The National Gallery in London also had a successful year with over six million visitors placing it in sixth position, up by one place, from 2012. Tate Modern, without a draw like the Damien Hirst retrospective found visitor figures fall to 4.8 million from 5.3 million. In 2012 the popular gallery came 4th in the pole. This year it is in the sixth spot.

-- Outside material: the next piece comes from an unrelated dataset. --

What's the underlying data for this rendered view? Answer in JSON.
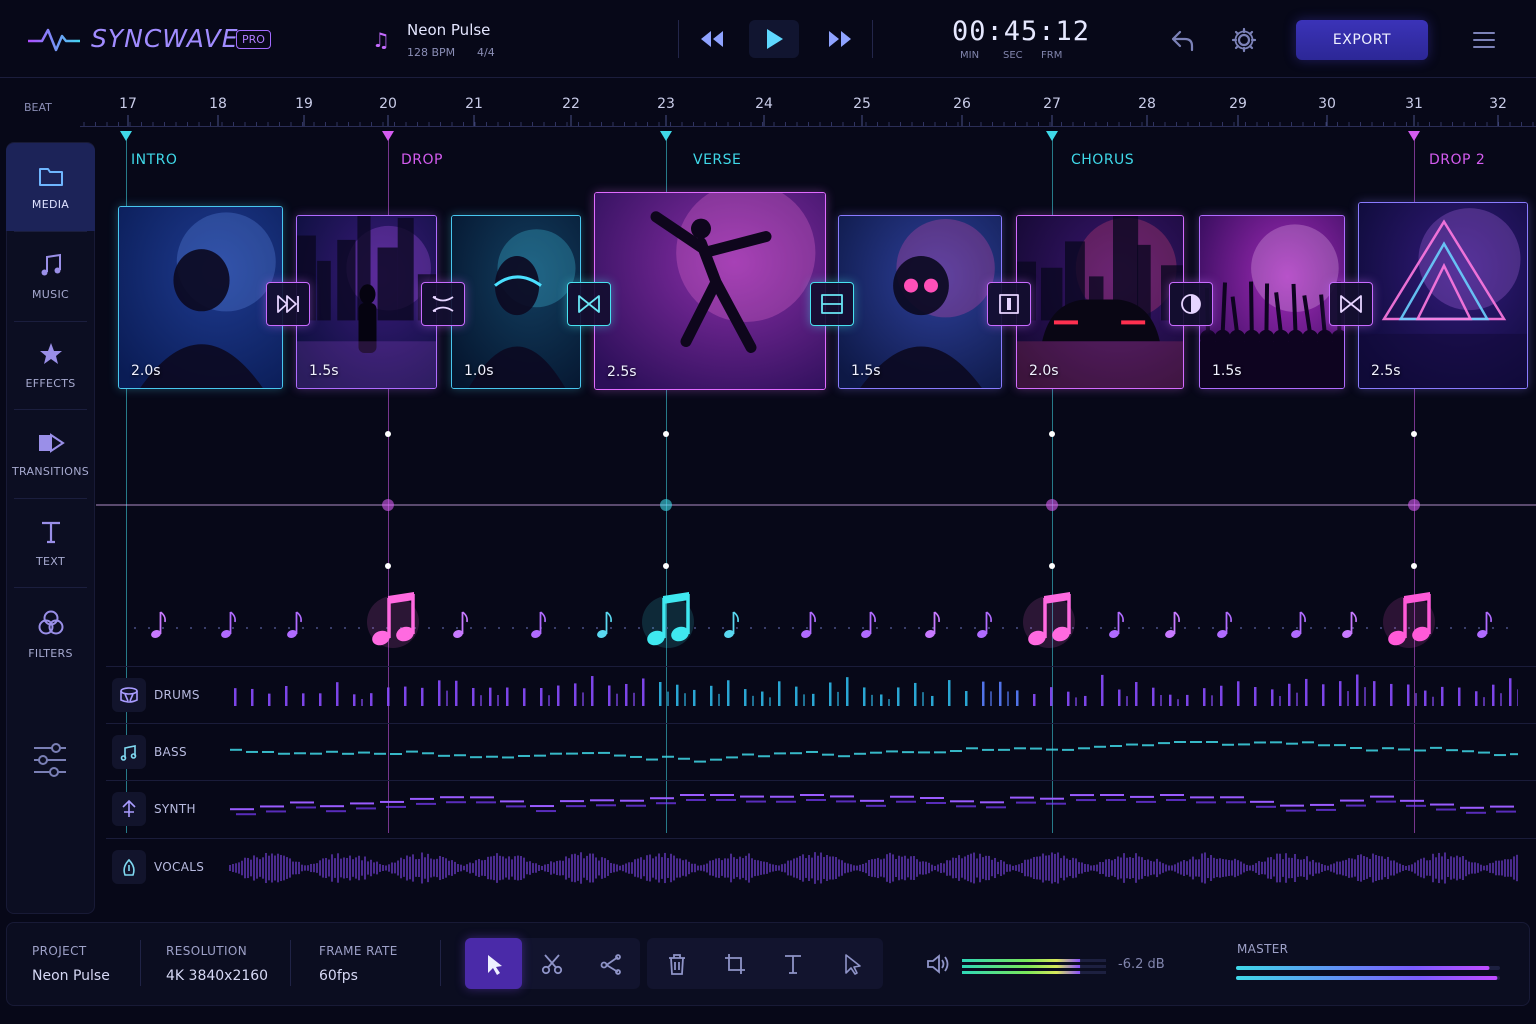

The figures compiled by The Art Newspaper are holding despite several years of the biggest cuts to the arts in UK post war history. Arts Council England in a restructuring of its grant system judged 1,333 arts organisations to choose the new National Portfolio. The application process selected 695 arts organisations who realised funding leaving 638 to sink or swim. The arts industry in the UK is the second largest money spinner next to finance. It accounts for billions of pounds in revenue for the government. Arts spending has recently been part of a concerted campaign by a few ill informed MP’s who have attempted to pinpoint waste in government spending. This has had a limited amount of success and has been ineffectual as a public rallying point. It is now time for the DCMS (department of Culture Media & Sport) to realise that art is a money spinner and an industry worth investing in, for the future.